Teaching experience is important but it’s not always a deal breaker
At lectureship entry level, formal HE classroom teaching experience isn’t a must but the potential to be a good university teacher is. This is assessed at interview so make sure you pitch your practice lecture for 2nd year undergrads if that’s what they asked for, not for 3rd or 1st years. Experience of lecturing and giving tutorials is a definite advantage and for senior lectureships, experience in course design is required. Being able to disseminate your knowledge of teaching practice and methods is key too. So if you have designed or done something new or different related to teaching – even if it’s not an official course–don’t keep it to yourself, share with colleagues and gain evidence that you’ve done this.
HE teaching qualifications come in different shapes and sizes
Your new employer will expect you to do a higher education teaching qualification when in post. School level teaching qualifications or a fellowship at the Higher Education Academy are acceptable alternatives. Check out the opportunities to gain HE teaching qualifications and experience while you’re at the University of Cambridge.
Research skills can inform teaching and you can propose new modules based on your research expertise.

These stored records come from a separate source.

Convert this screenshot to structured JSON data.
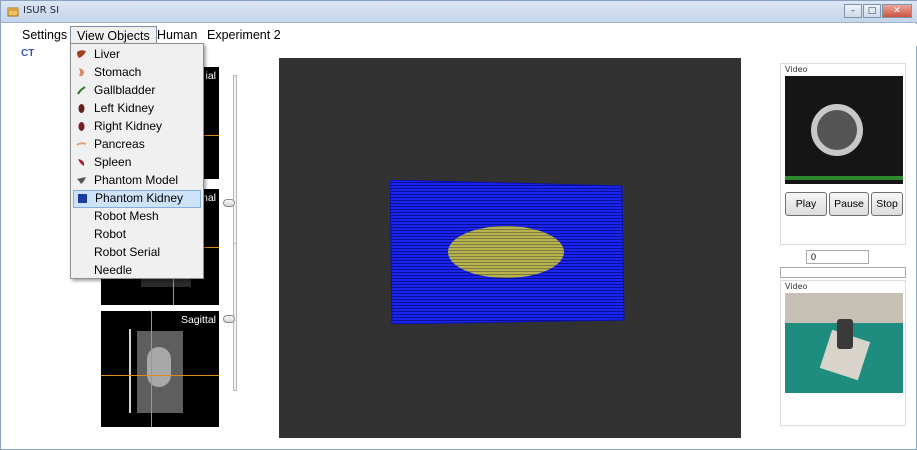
{
  "window": {
    "title": "ISUR SI",
    "controls": [
      "–",
      "□",
      "✕"
    ]
  },
  "menubar": {
    "items": [
      "Settings",
      "View Objects",
      "Human",
      "Experiment 2"
    ],
    "open_item": "View Objects"
  },
  "subtab": {
    "label": "CT"
  },
  "view_objects_menu": [
    {
      "label": "Liver",
      "icon": "liver-icon",
      "color": "#a0401e"
    },
    {
      "label": "Stomach",
      "icon": "stomach-icon",
      "color": "#d88a6a"
    },
    {
      "label": "Gallbladder",
      "icon": "gallbladder-icon",
      "color": "#2f7a2a"
    },
    {
      "label": "Left Kidney",
      "icon": "left-kidney-icon",
      "color": "#6a1f1f"
    },
    {
      "label": "Right Kidney",
      "icon": "right-kidney-icon",
      "color": "#7a1f2a"
    },
    {
      "label": "Pancreas",
      "icon": "pancreas-icon",
      "color": "#e0a070"
    },
    {
      "label": "Spleen",
      "icon": "spleen-icon",
      "color": "#b0203a"
    },
    {
      "label": "Phantom Model",
      "icon": "phantom-model-icon",
      "color": "#555555"
    },
    {
      "label": "Phantom Kidney",
      "icon": "phantom-kidney-icon",
      "color": "#1a3fa0",
      "hovered": true
    },
    {
      "label": "Robot Mesh",
      "icon": null
    },
    {
      "label": "Robot",
      "icon": null
    },
    {
      "label": "Robot Serial",
      "icon": null
    },
    {
      "label": "Needle",
      "icon": null
    }
  ],
  "slices": {
    "axial": {
      "label_visible": "ial"
    },
    "coronal": {
      "label_visible": "nal"
    },
    "sagittal": {
      "label": "Sagittal"
    }
  },
  "video_top": {
    "label": "Video",
    "buttons": {
      "play": "Play",
      "pause": "Pause",
      "stop": "Stop"
    }
  },
  "frame_field": {
    "value": "0"
  },
  "video_bottom": {
    "label": "Video"
  },
  "colors": {
    "mesh_blue": "#0a14e0",
    "kidney_yellow": "#d8d23a",
    "crosshair": "#e08a1a",
    "viewport_bg": "#323232"
  }
}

You will bring valuable ideas with you too
You may feel that you’re too research focused. Jim stressed that you will be bringing valuable ideas to the table. Your research experience will be appreciated if it fits into the institution’s research agenda. Research skills can inform teaching and you can propose new modules based on your research expertise. Research into good teaching practice – pedagogy – is sought after and might be a nice change from your current research field. Don’t forget you will have student projects related to what you teach on the go–undergrad final and masters –which will help push your research agenda.
Jim sees academic roles being a tripartite of research, teaching and administration.
University employers will love your inner administrator
The stereotype of the chaotic academic belies the importance of strong admin skills and how attractive they are to academic employers. ARU were very interested in Jim’s admin experience in health and safety at Queen Mary, and not long after he joined ARU, he became the biological safety officer writing uni policies in H&S. Another recent speaker Catarina Gadelha of the research led University of Nottingham agrees. Catarina has tons of teaching experience but you know what made the difference in her opinion? The ‘unusual’ –unglamorous teaching admin. She trained new tutors unfamiliar with the tutorial system, supported open days, attended committee meetings. “Those activities really impressed the Nottingham panel”, she said, “because teaching administration is much more important to a university! “
Not all lectureships are the same in the same institution
Jim sees academic roles being a tripartite of research, teaching and administration. Indeed a lecturer role in his institution can be based on varying proportions of any of the three e.g. 75% admin, 25% teaching. Promotions happen across all combinations and are not solely aligned to research output. Not that those years training are wasted if you don’t do much research. Jim finds his research skills – information finding –strengthens his effectiveness in academic admin.
How to get experience and a foot in the door
Owing to its organisational complexity, getting lecturing experience isn’t easy at the University of Cambridge, so looking at ad-hoc lecturing at other institutions is an option worth considering. ARU have associate lecturer roles – teaching on fixed hour contracts or marking assessments. They’re rarely advertised so you are advised to send a CV to the relevant head of School. And don’t let short-term contracts, eg maternity cover, put you off. It’s a foot in the door which usually leads to longer term options
If you don’t like it, you can leave
A teaching focused job might feel like a radical move from a postdoc at a research focused uni. If you think you’ll like teaching and all the rewards and complexities it brings, try it, says Jim. If you decide you don’t really like it, you are not stuck there.